CBS Names HR Vet Laurie Rosenfield Chief People Officer

It’s basically still HR, but with greater emphasis on corporate culture in post-Moonves era

Last Updated: October 11, 2018 @ 9:38 AM

CBS has named Laurie Rosenfield its Chief People Officer. Yes, that’s a newly created position in the company’s post-Moonves era.

“We are very pleased to name Laurie to this new position as we continue to reassess and strengthen the culture here at CBS,” said Joe Ianniello, President and Acting CEO, CBS Corporation. “Our employees are our most valuable asset, and this role has been created to ensure we remain steadfast in our commitment to putting our people first. Laurie’s expertise in attracting, developing and retaining the best talent, coupled with her focus on the opportunity in front of us to strengthen our workplace, made her the natural choice to take on this vitally important responsibility.”

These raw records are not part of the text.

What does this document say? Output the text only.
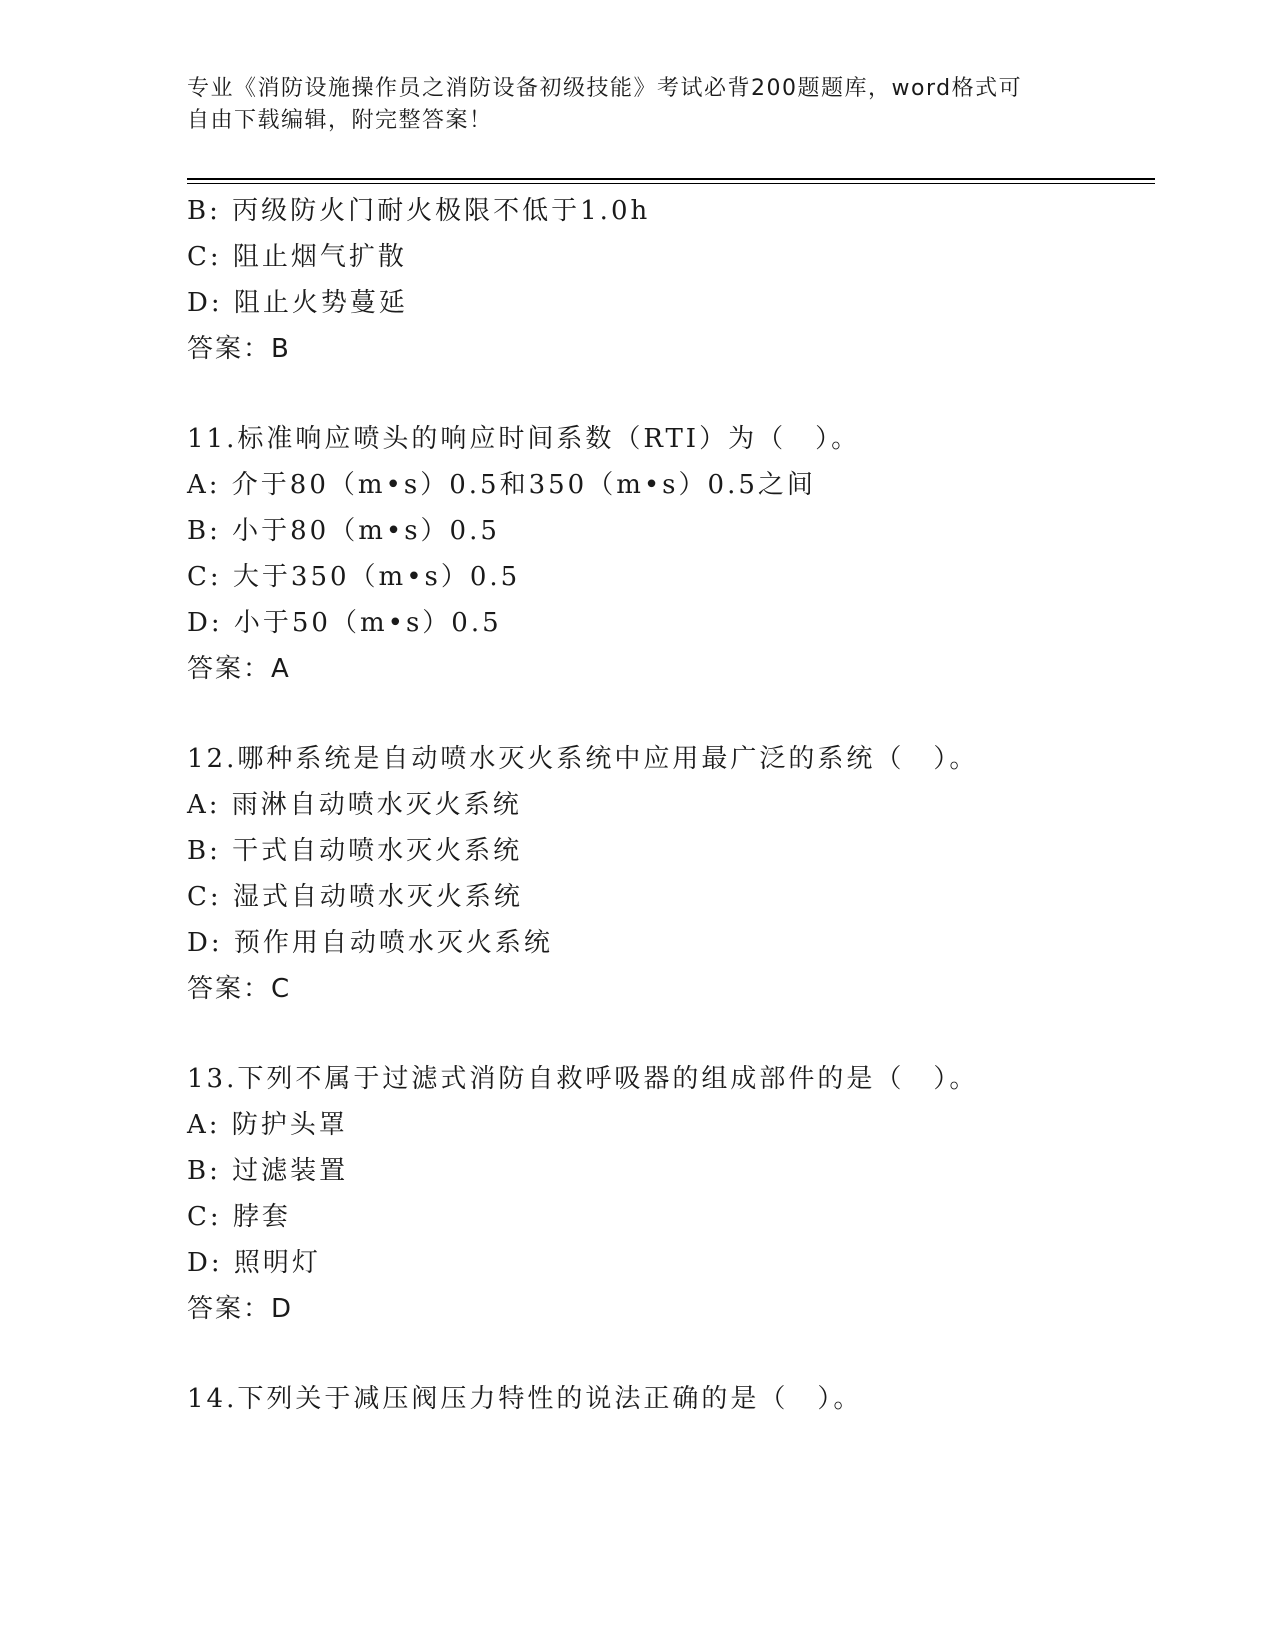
专业《消防设施操作员之消防设备初级技能》考试必背200题题库，word格式可
自由下载编辑，附完整答案！
B: 丙级防火门耐火极限不低于1.0h
C: 阻止烟气扩散
D: 阻止火势蔓延
答案：B
11.标准响应喷头的响应时间系数（RTI）为（　）。
A: 介于80（m•s）0.5和350（m•s）0.5之间
B: 小于80（m•s）0.5
C: 大于350（m•s）0.5
D: 小于50（m•s）0.5
答案：A
12.哪种系统是自动喷水灭火系统中应用最广泛的系统（　）。
A: 雨淋自动喷水灭火系统
B: 干式自动喷水灭火系统
C: 湿式自动喷水灭火系统
D: 预作用自动喷水灭火系统
答案：C
13.下列不属于过滤式消防自救呼吸器的组成部件的是（　）。
A: 防护头罩
B: 过滤装置
C: 脖套
D: 照明灯
答案：D
14.下列关于减压阀压力特性的说法正确的是（　）。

Per CBS: In this role, Rosenfield will focus on people and culture and be responsible for managing certain human resources functions for the company, including oversight of learning and development; executive search; talent acquisition; as well as the day-to-day human resources “generalist” responsibilities with each of CBS’ business units.

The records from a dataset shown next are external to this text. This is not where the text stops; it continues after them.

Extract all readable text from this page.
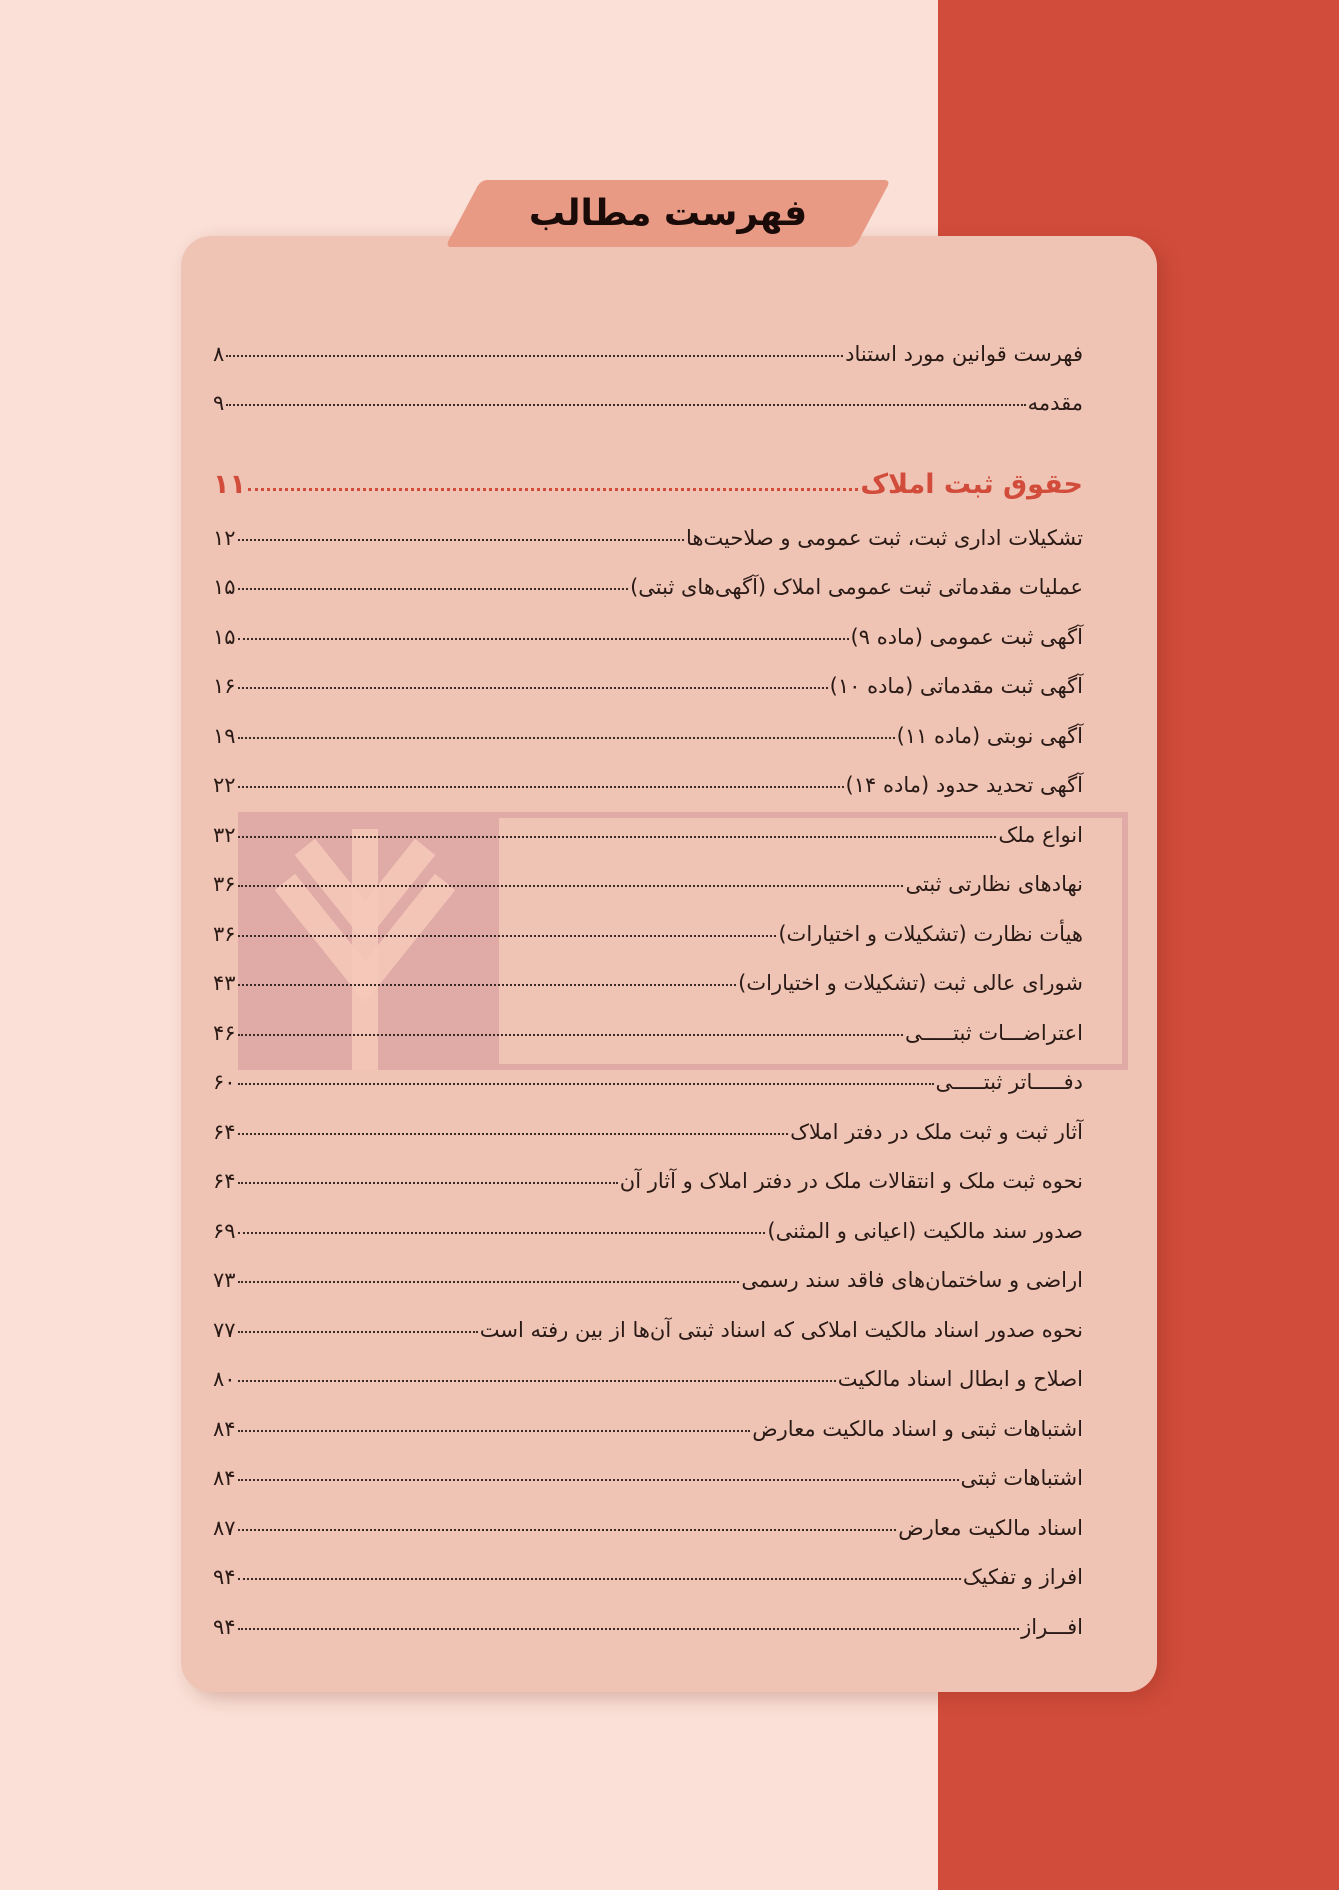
فهرست مطالب
فهرست قوانین مورد استناد
۸
مقدمه
۹
حقوق ثبت املاک
۱۱
تشکیلات اداری ثبت، ثبت عمومی و صلاحیت‌ها
۱۲
عملیات مقدماتی ثبت عمومی املاک (آگهی‌های ثبتی)
۱۵
آگهی ثبت عمومی (ماده ۹)
۱۵
آگهی ثبت مقدماتی (ماده ۱۰)
۱۶
آگهی نوبتی (ماده ۱۱)
۱۹
آگهی تحدید حدود (ماده ۱۴)
۲۲
انواع ملک
۳۲
نهادهای نظارتی ثبتی
۳۶
هیأت نظارت (تشکیلات و اختیارات)
۳۶
شورای عالی ثبت (تشکیلات و اختیارات)
۴۳
اعتراضـــات ثبتـــــی
۴۶
دفـــــاتر ثبتـــــی
۶۰
آثار ثبت و ثبت ملک در دفتر املاک
۶۴
نحوه ثبت ملک و انتقالات ملک در دفتر املاک و آثار آن
۶۴
صدور سند مالکیت (اعیانی و المثنی)
۶۹
اراضی و ساختمان‌های فاقد سند رسمی
۷۳
نحوه صدور اسناد مالکیت املاکی که اسناد ثبتی آن‌ها از بین رفته است
۷۷
اصلاح و ابطال اسناد مالکیت
۸۰
اشتباهات ثبتی و اسناد مالکیت معارض
۸۴
اشتباهات ثبتی
۸۴
اسناد مالکیت معارض
۸۷
افراز و تفکیک
۹۴
افـــراز
۹۴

“The goal of transforming our shared experience into new accomplishments is an opportunity for all of us,” said Rosenfield. “Our rich legacy of creativity is taking us forward into the digital future – an inflection point, which will see our mission and our values driven by our biggest asset, our people. I am honored and humbled to take on this role.”

Rosenfield joined the company in May of this year as Senior Vice President, People Development, Human Resources, CBS Corporation. The Dartmouth grad worked at MediaLink prior to joining CBS, from 2014 to 2018, serving as Managing Director, Executive Search.

Ianniello previously promised employees that “CBS has a steadfast commitment to diversity, inclusion and a safe and positive working environment.”

CBS’ former CEO Les Moonves stepped down from the role in September after being accused of sexual misconduct by several women in two bombshell reports published by Ronan Farrow in The New Yorker. He has denied wrongdoing.